Ariel Carvalho Carol Cardozo CCdiário

Como me tornei fã de Star Wars

25.5.17Conversa Cult


Hoje, 25 de maio, além de ser Dia do Orgulho Nerd (parabéns pra gente!), é o aniversário de 40 anos do lançamento do Episódio IV - Uma Nova Esperança, o primeiro filme da saga que mudou pra sempre a cultura pop.

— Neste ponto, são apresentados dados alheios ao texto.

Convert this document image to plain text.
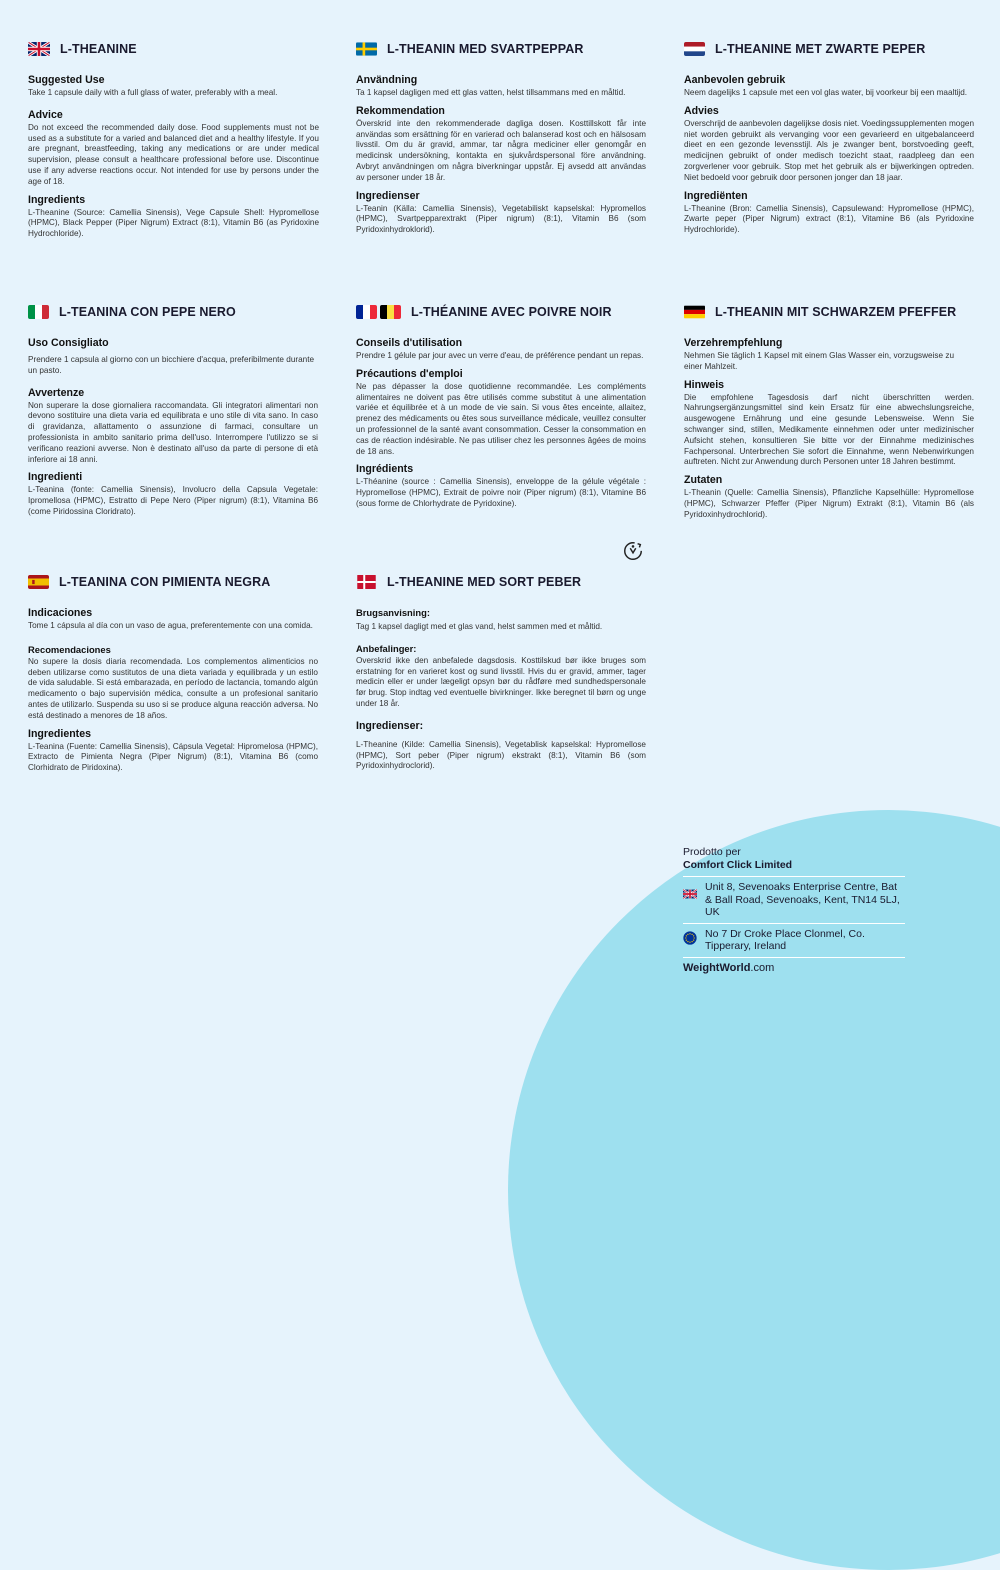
L-THEANINE
Suggested Use
Take 1 capsule daily with a full glass of water, preferably with a meal.
Advice
Do not exceed the recommended daily dose. Food supplements must not be used as a substitute for a varied and balanced diet and a healthy lifestyle. If you are pregnant, breastfeeding, taking any medications or are under medical supervision, please consult a healthcare professional before use. Discontinue use if any adverse reactions occur. Not intended for use by persons under the age of 18.
Ingredients
L-Theanine (Source: Camellia Sinensis), Vege Capsule Shell: Hypromellose (HPMC), Black Pepper (Piper Nigrum) Extract (8:1), Vitamin B6 (as Pyridoxine Hydrochloride).
L-THEANIN MED SVARTPEPPAR
Användning
Ta 1 kapsel dagligen med ett glas vatten, helst tillsammans med en måltid.
Rekommendation
Överskrid inte den rekommenderade dagliga dosen. Kosttillskott får inte användas som ersättning för en varierad och balanserad kost och en hälsosam livsstil. Om du är gravid, ammar, tar några mediciner eller genomgår en medicinsk undersökning, kontakta en sjukvårdspersonal före användning. Avbryt användningen om några biverkningar uppstår. Ej avsedd att användas av personer under 18 år.
Ingredienser
L-Teanin (Källa: Camellia Sinensis), Vegetabiliskt kapselskal: Hypromellos (HPMC), Svartpepparextrakt (Piper nigrum) (8:1), Vitamin B6 (som Pyridoxinhydroklorid).
L-THEANINE MET ZWARTE PEPER
Aanbevolen gebruik
Neem dagelijks 1 capsule met een vol glas water, bij voorkeur bij een maaltijd.
Advies
Overschrijd de aanbevolen dagelijkse dosis niet. Voedingssupplementen mogen niet worden gebruikt als vervanging voor een gevarieerd en uitgebalanceerd dieet en een gezonde levensstijl. Als je zwanger bent, borstvoeding geeft, medicijnen gebruikt of onder medisch toezicht staat, raadpleeg dan een zorgverlener voor gebruik. Stop met het gebruik als er bijwerkingen optreden. Niet bedoeld voor gebruik door personen jonger dan 18 jaar.
Ingrediënten
L-Theanine (Bron: Camellia Sinensis), Capsulewand: Hypromellose (HPMC), Zwarte peper (Piper Nigrum) extract (8:1), Vitamine B6 (als Pyridoxine Hydrochloride).
L-TEANINA CON PEPE NERO
Uso Consigliato
Prendere 1 capsula al giorno con un bicchiere d'acqua, preferibilmente durante un pasto.
Avvertenze
Non superare la dose giornaliera raccomandata. Gli integratori alimentari non devono sostituire una dieta varia ed equilibrata e uno stile di vita sano. In caso di gravidanza, allattamento o assunzione di farmaci, consultare un professionista in ambito sanitario prima dell'uso. Interrompere l'utilizzo se si verificano reazioni avverse. Non è destinato all'uso da parte di persone di età inferiore ai 18 anni.
Ingredienti
L-Teanina (fonte: Camellia Sinensis), Involucro della Capsula Vegetale: Ipromellosa (HPMC), Estratto di Pepe Nero (Piper nigrum) (8:1), Vitamina B6 (come Piridossina Cloridrato).
L-THÉANINE AVEC POIVRE NOIR
Conseils d'utilisation
Prendre 1 gélule par jour avec un verre d'eau, de préférence pendant un repas.
Précautions d'emploi
Ne pas dépasser la dose quotidienne recommandée. Les compléments alimentaires ne doivent pas être utilisés comme substitut à une alimentation variée et équilibrée et à un mode de vie sain. Si vous êtes enceinte, allaitez, prenez des médicaments ou êtes sous surveillance médicale, veuillez consulter un professionnel de la santé avant consommation. Cesser la consommation en cas de réaction indésirable. Ne pas utiliser chez les personnes âgées de moins de 18 ans.
Ingrédients
L-Théanine (source : Camellia Sinensis), enveloppe de la gélule végétale : Hypromellose (HPMC), Extrait de poivre noir (Piper nigrum) (8:1), Vitamine B6 (sous forme de Chlorhydrate de Pyridoxine).
L-THEANIN MIT SCHWARZEM PFEFFER
Verzehrempfehlung
Nehmen Sie täglich 1 Kapsel mit einem Glas Wasser ein, vorzugsweise zu einer Mahlzeit.
Hinweis
Die empfohlene Tagesdosis darf nicht überschritten werden. Nahrungsergänzungsmittel sind kein Ersatz für eine abwechslungsreiche, ausgewogene Ernährung und eine gesunde Lebensweise. Wenn Sie schwanger sind, stillen, Medikamente einnehmen oder unter medizinischer Aufsicht stehen, konsultieren Sie bitte vor der Einnahme medizinisches Fachpersonal. Unterbrechen Sie sofort die Einnahme, wenn Nebenwirkungen auftreten. Nicht zur Anwendung durch Personen unter 18 Jahren bestimmt.
Zutaten
L-Theanin (Quelle: Camellia Sinensis), Pflanzliche Kapselhülle: Hypromellose (HPMC), Schwarzer Pfeffer (Piper Nigrum) Extrakt (8:1), Vitamin B6 (als Pyridoxinhydrochlorid).
L-TEANINA CON PIMIENTA NEGRA
Indicaciones
Tome 1 cápsula al día con un vaso de agua, preferentemente con una comida.
Recomendaciones
No supere la dosis diaria recomendada. Los complementos alimenticios no deben utilizarse como sustitutos de una dieta variada y equilibrada y un estilo de vida saludable. Si está embarazada, en período de lactancia, tomando algún medicamento o bajo supervisión médica, consulte a un profesional sanitario antes de utilizarlo. Suspenda su uso si se produce alguna reacción adversa. No está destinado a menores de 18 años.
Ingredientes
L-Teanina (Fuente: Camellia Sinensis), Cápsula Vegetal: Hipromelosa (HPMC), Extracto de Pimienta Negra (Piper Nigrum) (8:1), Vitamina B6 (como Clorhidrato de Piridoxina).
L-THEANINE MED SORT PEBER
Brugsanvisning:
Tag 1 kapsel dagligt med et glas vand, helst sammen med et måltid.
Anbefalinger:
Overskrid ikke den anbefalede dagsdosis. Kosttilskud bør ikke bruges som erstatning for en varieret kost og sund livsstil. Hvis du er gravid, ammer, tager medicin eller er under lægeligt opsyn bør du rådføre med sundhedspersonale før brug. Stop indtag ved eventuelle bivirkninger. Ikke beregnet til børn og unge under 18 år.
Ingredienser:
L-Theanine (Kilde: Camellia Sinensis), Vegetablisk kapselskal: Hypromellose (HPMC), Sort peber (Piper nigrum) ekstrakt (8:1), Vitamin B6 (som Pyridoxinhydroclorid).
Prodotto per
Comfort Click Limited
Unit 8, Sevenoaks Enterprise Centre, Bat & Ball Road, Sevenoaks, Kent, TN14 5LJ, UK
No 7 Dr Croke Place Clonmel, Co. Tipperary, Ireland
WeightWorld.com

"Caramba, Carol. Mais imparcialidade, por favor.".

Nope.

E não tem como ser imparcial mesmo. Star Wars continua conquistando fãs mesmo entre os hiatus das trilogias antiga e nova, mesmo antes do anúncio da trilogia nova-nova (começando com O Despertar da Força, em 2015.

Passa de geração em geração, eu particularmente comecei a assistir por causa do meu pai, tem gente que começou com mãe, irmão, tio, tia, até mesmo avós.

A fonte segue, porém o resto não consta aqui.